The idea behind the project was that the black soot would draw more sunlight, melting the polar ice cap, which, as evidenced since by an overwhelming number of scientific projects there, is now diminishing at an alarming rate.

With the newest trends in climate change being quite the opposite from those of that time, Chamberlain, who led the CSU System through the turbulent 1960s and 1970s, says if such drastic measures had been approved, the world would be in much worse shape than it is now.

“It has probably taken at least a decade to begin to assess that it probably was a mistake,” said Chamberlain, 80, last week in a conference room in CSU’s Administration Building. “Obviously, the uncertainties were so huge that nothing was done, fortunately.”

The idea that plans that seem good at one point might have disastrous implications down the road doesn’t just apply to scientific community.

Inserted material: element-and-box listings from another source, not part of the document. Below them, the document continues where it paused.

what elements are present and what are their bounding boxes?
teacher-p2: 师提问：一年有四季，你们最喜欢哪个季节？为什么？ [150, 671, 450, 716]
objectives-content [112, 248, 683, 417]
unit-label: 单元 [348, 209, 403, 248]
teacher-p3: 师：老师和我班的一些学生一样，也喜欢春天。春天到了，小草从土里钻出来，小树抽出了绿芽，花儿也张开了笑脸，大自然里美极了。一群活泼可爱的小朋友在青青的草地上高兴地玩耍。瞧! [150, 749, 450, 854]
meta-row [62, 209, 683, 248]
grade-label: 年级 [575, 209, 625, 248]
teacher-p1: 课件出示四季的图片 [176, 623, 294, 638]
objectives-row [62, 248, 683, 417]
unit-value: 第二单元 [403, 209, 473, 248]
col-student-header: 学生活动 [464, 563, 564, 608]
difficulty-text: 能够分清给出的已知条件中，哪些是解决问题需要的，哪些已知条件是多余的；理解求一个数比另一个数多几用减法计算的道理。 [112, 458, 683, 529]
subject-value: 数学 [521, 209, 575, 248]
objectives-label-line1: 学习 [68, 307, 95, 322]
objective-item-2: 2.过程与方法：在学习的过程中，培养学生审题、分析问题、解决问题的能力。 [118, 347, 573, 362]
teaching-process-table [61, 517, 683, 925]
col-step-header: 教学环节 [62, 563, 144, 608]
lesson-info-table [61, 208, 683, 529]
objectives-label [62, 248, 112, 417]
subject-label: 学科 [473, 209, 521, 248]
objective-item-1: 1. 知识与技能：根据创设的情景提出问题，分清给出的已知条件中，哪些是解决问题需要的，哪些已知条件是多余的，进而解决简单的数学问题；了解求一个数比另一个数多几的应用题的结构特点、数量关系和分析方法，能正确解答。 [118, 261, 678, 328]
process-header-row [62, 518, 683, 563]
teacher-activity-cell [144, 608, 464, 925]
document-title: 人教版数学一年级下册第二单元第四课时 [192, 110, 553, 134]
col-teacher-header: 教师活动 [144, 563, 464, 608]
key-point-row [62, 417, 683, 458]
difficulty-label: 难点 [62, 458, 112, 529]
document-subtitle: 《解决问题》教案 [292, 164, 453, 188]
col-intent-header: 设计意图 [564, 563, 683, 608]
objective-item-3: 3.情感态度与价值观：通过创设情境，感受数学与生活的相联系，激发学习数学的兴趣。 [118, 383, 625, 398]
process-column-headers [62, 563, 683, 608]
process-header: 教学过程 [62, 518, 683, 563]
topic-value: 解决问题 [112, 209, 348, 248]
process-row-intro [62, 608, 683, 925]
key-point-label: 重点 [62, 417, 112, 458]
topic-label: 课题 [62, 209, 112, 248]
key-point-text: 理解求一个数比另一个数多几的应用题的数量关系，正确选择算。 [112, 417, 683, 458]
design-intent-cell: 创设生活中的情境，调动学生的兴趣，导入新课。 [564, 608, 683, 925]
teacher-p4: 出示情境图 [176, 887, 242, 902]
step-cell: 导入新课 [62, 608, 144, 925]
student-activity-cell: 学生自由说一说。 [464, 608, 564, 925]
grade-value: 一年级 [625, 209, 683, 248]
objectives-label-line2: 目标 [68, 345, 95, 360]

Policy measures that have been implemented in Colorado since Chamberlain’s long tenure as a CSU professor and administrator have created what many say is an unhealthy political climate here.

Good intentions and unintended consequences

A black and white photograph in a book that documents the entire history of CSU until the mid 1970s shows Chamberlain as a graduate student working with two men in tweed suits. It’s not obvious in the image precisely what they are doing, but Chamberlain, wearing a white T-shirt tucked into belted trousers, is pointing energetically at something.

Since then, it’s clear that his active life has taken a toll.

His hands are cracked and weathered by decades of wilderness expeditions from the Arctic to the Equator. The flesh on his neck is a little looser than it used to be. The edges of his eyelids are red.

But somehow, he doesn’t look tired. His grayish blue eyes are clear and intelligent. His style of speech is slow and refined from working on more than 100 advisory committees for various projects, some with Nobel Prize winners.

His work on the large number of scientific and political initiatives has taught him many things, but one of the most important is that when uncertainty looms, restraint may be the best mode of action.

Some of the people he frequently conversed with for these activities thought and rethought paths to success.

That hasn’t been the general mode of operations, though, for the state of Colorado over the last three decades.
During Chamberlain’s leadership at CSU, Colorado was a middle-of-road state in terms of its taxing policies and funding allocations for its public programs.

“We were not a runaway tax and spend state,” said CSU political science professor John Straayer in a recent interview.
But since Chamberlain left the president’s office in 1979, Colorado’s constitution has become a bit of a mess.

A number of constitutional amendments and statutory rules have been implemented, some requiring state leaders to generate less taxes and others requiring the same people to spend more taxes. And in the two economic downturns of the last decade, the state has become increasingly hampered in funding its public programs.

It’s quite the pickle. You might say that, much like the black carbon would have melted the Arctic, the conflicting policy initiatives have melted Colorado’s ability to fund itself.

“We need to modernize our constitution and remove the conflicts in it as well as remove some of things that restrict the capacity of the legislature to make decision in an appropriate manner given the circumstances of the time,” Chamberlain said.

Regardless of what would have happened in alternative scenarios, Chamberlain, a long-time advocate for state programs that are not mandated to grow like transportation and higher education, says the state is stuck in the thick of the conundrum, and it may be a long walk out.

CSU System chancellor Joe Blake, Pueblo president Joe Garcia and Fort Collins President Tony Frank, along with the entire higher education community in Colorado, face a steep uphill battle in winning the hearts of the voters, but many, including Chamberlain, remain confident in them.

But as the interview in the Administration Building conference room wound down, he stressed the leadership in the CSU System is top-notch.

“I really believe that … Joe Blake, Joe Garcia and Tony (Frank) that these two campuses making up Colorado State University … constitute a leadership that we’re very, very fortunate to have,” he said.